For the first time in the history of Japan, the government has passed a bill that allows the Japanese Emperor Akihito to abdicate the Chrysanthemum throne and let his son, Crown Prince Naruhito to take over. Akihito would be the first emperor to abdicate his throne. It was in August 2016 that he first expressed a veiled wish to leave the throne as he talked about his health problems and “various constraints such as in my physical fitness” that were proving to be hindrance in his official duties.
Japan has a liberal democracy and a constitutional monarchy, but the monarchy is one of the oldest in the world dating back to 600 BC. Emperor Akihito descended the throne in 1989 after the death of Japan’s longest reigning Emperor Hirohito. After the World War II, Akihito was trained in the English Language, Western manners and democratic monarchy. Akihito was the breaker of traditions. He married a commoner’s daughter in 1959, ending a 1500 year old tradition of only marrying royalty. Empress Michiko, who had usually stayed in the shadows – as is the custom for wives of emperor’s – in 2007 opened up about her life as the Empress and detailed many restrictions that she had to follow, including obtaining permission from Imperial Household Agency to go into Tokyo.
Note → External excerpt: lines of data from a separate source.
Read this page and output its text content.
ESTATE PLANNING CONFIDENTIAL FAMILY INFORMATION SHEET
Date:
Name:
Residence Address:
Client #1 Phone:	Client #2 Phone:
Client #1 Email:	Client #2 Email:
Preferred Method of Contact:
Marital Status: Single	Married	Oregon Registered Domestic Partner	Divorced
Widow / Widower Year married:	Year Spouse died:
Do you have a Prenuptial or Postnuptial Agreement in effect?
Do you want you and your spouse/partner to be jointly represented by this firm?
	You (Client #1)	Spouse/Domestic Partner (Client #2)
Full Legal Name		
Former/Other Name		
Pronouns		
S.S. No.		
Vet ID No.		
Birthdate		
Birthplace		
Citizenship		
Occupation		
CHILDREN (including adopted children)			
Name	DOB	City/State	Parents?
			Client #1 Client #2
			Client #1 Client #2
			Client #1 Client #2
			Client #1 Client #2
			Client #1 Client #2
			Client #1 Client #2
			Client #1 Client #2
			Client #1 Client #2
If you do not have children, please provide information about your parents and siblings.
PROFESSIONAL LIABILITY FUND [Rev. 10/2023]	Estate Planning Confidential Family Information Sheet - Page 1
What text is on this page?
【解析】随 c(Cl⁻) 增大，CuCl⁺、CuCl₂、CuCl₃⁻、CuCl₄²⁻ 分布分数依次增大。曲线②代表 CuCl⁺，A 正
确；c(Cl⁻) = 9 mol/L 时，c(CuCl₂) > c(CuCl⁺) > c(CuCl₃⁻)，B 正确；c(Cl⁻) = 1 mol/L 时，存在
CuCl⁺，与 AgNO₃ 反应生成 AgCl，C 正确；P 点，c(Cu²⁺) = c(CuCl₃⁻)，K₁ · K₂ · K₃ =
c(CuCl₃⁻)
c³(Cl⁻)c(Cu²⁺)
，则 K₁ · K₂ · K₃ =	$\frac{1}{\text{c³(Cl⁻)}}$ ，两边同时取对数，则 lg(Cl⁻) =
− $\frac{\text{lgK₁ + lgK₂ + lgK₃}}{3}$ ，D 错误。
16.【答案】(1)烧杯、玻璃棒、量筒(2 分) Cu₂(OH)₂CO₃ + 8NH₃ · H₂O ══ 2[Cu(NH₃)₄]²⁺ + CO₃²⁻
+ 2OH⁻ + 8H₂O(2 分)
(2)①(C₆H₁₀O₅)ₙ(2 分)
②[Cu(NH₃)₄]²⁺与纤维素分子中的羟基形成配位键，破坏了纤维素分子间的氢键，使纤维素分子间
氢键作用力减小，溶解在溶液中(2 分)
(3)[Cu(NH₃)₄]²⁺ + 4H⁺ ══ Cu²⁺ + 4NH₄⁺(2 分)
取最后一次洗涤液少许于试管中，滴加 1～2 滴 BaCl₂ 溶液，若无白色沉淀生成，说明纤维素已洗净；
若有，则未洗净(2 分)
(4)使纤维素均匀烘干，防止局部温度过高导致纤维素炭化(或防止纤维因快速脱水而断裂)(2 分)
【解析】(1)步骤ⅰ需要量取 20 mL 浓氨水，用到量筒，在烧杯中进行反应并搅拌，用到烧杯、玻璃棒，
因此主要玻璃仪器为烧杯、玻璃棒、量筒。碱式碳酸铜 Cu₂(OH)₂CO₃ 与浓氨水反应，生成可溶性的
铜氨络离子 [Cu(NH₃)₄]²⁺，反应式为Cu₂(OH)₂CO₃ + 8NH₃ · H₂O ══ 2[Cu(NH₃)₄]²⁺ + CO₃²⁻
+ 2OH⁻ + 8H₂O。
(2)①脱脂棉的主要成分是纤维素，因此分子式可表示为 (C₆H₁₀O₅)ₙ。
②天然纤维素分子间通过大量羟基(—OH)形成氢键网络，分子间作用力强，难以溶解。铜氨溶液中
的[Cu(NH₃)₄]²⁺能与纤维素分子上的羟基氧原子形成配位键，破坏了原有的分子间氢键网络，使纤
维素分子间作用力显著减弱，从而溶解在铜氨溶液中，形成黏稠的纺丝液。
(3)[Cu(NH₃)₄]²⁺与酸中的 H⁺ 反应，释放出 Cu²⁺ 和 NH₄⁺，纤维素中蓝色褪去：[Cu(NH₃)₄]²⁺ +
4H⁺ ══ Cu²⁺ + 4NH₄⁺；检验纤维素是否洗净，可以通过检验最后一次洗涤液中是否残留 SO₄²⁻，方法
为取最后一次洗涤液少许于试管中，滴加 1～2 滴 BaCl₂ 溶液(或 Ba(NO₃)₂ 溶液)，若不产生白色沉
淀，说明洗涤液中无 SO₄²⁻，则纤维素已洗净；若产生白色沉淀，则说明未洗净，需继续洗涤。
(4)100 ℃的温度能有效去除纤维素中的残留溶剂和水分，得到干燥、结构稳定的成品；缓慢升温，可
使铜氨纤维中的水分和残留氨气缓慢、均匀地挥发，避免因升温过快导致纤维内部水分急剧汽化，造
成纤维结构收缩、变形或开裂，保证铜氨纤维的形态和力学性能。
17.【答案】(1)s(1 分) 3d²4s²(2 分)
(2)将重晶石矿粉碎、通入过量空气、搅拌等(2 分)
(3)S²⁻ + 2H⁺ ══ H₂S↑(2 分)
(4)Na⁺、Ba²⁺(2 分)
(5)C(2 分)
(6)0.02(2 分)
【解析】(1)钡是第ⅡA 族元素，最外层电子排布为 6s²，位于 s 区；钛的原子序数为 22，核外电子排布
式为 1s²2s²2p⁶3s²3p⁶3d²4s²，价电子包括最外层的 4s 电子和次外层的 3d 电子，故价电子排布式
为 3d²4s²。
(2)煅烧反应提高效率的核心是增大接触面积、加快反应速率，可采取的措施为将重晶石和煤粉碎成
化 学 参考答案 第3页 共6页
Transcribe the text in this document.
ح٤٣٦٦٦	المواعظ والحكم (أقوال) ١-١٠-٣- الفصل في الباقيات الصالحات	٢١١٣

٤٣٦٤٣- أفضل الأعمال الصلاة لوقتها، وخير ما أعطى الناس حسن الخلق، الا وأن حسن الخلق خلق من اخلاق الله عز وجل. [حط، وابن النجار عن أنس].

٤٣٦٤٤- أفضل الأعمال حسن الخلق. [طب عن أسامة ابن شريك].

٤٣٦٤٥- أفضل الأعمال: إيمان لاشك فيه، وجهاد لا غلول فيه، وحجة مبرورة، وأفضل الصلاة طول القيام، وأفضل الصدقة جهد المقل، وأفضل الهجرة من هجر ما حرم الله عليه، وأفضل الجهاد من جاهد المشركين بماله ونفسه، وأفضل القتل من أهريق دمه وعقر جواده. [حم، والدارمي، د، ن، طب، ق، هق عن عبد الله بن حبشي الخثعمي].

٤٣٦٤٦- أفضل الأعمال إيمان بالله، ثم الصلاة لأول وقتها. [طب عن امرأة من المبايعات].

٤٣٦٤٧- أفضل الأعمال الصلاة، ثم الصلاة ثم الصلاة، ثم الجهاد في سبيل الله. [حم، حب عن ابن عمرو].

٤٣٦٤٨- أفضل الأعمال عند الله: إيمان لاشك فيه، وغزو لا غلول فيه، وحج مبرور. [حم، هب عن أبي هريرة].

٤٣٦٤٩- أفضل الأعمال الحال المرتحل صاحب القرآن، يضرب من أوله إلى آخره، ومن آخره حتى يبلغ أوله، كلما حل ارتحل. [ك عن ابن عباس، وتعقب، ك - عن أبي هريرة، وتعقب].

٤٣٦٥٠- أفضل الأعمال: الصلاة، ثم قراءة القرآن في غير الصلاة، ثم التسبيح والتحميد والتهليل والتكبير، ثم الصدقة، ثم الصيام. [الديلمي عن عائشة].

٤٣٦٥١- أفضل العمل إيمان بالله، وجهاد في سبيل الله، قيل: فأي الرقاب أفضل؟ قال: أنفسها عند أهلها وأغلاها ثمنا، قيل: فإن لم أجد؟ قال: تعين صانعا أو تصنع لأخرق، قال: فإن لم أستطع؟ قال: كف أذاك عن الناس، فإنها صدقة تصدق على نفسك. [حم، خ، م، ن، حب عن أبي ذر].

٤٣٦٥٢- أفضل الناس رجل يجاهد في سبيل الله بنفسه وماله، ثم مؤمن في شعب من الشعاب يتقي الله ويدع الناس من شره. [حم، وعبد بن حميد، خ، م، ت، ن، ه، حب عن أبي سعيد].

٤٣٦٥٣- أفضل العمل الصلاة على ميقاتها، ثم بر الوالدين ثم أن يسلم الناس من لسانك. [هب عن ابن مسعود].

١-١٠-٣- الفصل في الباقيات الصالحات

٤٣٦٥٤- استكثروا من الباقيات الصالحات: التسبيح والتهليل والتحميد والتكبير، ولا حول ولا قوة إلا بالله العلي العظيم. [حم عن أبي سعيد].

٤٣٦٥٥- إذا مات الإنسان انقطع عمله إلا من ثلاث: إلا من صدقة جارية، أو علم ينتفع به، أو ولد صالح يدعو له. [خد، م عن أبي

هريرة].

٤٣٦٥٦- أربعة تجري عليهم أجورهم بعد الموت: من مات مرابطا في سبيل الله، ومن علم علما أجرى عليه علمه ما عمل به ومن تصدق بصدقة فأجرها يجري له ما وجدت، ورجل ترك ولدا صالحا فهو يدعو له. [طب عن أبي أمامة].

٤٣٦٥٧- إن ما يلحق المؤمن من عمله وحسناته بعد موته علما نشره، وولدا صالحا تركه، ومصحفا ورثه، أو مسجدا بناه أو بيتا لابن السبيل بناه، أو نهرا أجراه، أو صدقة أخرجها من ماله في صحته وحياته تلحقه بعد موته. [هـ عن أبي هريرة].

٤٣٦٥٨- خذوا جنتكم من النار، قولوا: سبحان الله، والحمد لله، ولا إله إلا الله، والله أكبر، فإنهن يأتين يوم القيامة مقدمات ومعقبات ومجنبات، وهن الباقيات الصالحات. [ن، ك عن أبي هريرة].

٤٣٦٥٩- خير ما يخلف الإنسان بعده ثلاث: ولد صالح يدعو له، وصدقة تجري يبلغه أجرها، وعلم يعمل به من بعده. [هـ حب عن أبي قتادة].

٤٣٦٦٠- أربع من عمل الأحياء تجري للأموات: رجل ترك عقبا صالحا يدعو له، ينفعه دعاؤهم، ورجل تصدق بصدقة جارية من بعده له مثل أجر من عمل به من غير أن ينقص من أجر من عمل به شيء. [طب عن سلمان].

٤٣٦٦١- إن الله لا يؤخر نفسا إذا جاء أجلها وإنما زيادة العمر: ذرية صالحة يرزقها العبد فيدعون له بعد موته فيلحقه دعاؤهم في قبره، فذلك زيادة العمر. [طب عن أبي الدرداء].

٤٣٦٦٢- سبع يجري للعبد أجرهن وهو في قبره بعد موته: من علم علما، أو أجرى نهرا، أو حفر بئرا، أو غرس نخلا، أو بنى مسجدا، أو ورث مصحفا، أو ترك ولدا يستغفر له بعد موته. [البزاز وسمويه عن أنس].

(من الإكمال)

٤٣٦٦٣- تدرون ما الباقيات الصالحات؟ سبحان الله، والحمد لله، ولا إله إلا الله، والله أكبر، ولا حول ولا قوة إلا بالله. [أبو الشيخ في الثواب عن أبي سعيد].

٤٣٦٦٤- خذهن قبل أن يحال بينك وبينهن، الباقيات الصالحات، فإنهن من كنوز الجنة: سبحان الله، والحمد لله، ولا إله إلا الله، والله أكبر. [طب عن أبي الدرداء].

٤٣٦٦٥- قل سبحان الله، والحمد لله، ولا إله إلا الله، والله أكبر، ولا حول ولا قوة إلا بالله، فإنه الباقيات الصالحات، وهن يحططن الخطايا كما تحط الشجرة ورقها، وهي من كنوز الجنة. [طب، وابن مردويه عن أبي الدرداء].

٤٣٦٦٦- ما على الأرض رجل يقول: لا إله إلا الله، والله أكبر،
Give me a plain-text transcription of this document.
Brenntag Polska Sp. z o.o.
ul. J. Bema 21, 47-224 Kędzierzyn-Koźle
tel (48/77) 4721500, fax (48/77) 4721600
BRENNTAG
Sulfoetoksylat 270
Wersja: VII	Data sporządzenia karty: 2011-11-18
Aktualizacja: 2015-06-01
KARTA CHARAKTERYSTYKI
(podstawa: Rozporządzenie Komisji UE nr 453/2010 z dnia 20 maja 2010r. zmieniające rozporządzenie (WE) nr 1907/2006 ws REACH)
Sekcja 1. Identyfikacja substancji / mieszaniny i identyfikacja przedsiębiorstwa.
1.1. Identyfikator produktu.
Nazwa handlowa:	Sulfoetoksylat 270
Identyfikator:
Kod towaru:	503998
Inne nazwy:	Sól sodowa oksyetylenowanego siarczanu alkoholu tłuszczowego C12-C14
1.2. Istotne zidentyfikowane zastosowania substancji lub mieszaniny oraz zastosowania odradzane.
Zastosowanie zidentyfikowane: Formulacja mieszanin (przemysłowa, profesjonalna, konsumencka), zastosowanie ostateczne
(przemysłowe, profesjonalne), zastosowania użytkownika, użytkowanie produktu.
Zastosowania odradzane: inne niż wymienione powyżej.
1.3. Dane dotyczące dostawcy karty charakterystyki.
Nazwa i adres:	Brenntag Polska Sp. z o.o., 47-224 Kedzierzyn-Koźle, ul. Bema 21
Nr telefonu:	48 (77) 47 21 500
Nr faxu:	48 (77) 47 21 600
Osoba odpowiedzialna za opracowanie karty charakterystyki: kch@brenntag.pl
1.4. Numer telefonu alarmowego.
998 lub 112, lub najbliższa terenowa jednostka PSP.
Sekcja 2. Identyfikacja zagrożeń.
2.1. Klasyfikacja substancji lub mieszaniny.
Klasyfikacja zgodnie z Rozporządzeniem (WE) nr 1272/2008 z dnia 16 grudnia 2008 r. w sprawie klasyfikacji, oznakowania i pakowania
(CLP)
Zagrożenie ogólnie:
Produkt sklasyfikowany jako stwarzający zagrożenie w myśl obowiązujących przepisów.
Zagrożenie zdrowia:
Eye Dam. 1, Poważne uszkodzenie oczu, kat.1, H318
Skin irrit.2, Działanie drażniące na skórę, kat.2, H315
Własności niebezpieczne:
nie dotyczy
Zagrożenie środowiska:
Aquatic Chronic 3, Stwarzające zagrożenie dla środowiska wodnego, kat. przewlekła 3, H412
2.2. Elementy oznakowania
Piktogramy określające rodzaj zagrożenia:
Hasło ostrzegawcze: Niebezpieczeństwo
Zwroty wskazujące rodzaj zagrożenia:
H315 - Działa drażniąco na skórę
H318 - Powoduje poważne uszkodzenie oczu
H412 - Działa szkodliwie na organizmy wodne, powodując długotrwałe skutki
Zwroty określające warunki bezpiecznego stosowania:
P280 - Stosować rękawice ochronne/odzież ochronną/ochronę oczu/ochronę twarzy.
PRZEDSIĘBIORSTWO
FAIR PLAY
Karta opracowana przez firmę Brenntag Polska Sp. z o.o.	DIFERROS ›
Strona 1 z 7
Since his succession, Akihito made a division between the monarchy and politics and militarism. Even so, he has little political power. Akihito is the “symbol of the state and the unity of the people, deriving his position from the will of the people with whom resides sovereign power.” However, before being the symbol of the state, emperors of Japan were considered to be God. They are referred to tenno which translated to heavenly sovereign. This gives the idea that the emperors have directly descended from God. Akihito’s father renounced his divinity after Japan lost World War II, doing away with what according to him was the “the false conception that the emperor is divine”. Thus, when Akihito descended, he was the symbol of state and not God. People of Japan, however, still contend with the idea of divinity.
Akihito and his wife were also the consolers in chief for natural disasters – like the earthquake and tsunami that hit Japan in 2011.
While the Emperor is not allowed to talk politically, Akihito addressed the Japanese public in a rare television address in August 2016 and said everything just short of a wish for abdication. “I am concerned it may become difficult for me to carry out my duties as the symbol of the state with my whole body and soul as I have done so far,” he had said. The Emperor has undergone surgeries for cancer and heart. That was the third time in Japan’s history that an emperor had addressed the public via mass communication device.
With the approval of the bill, news outlets say he could abdicate the throne on New Year’s day 2018. He will be succeeded by his son Crown Prince Naruhito.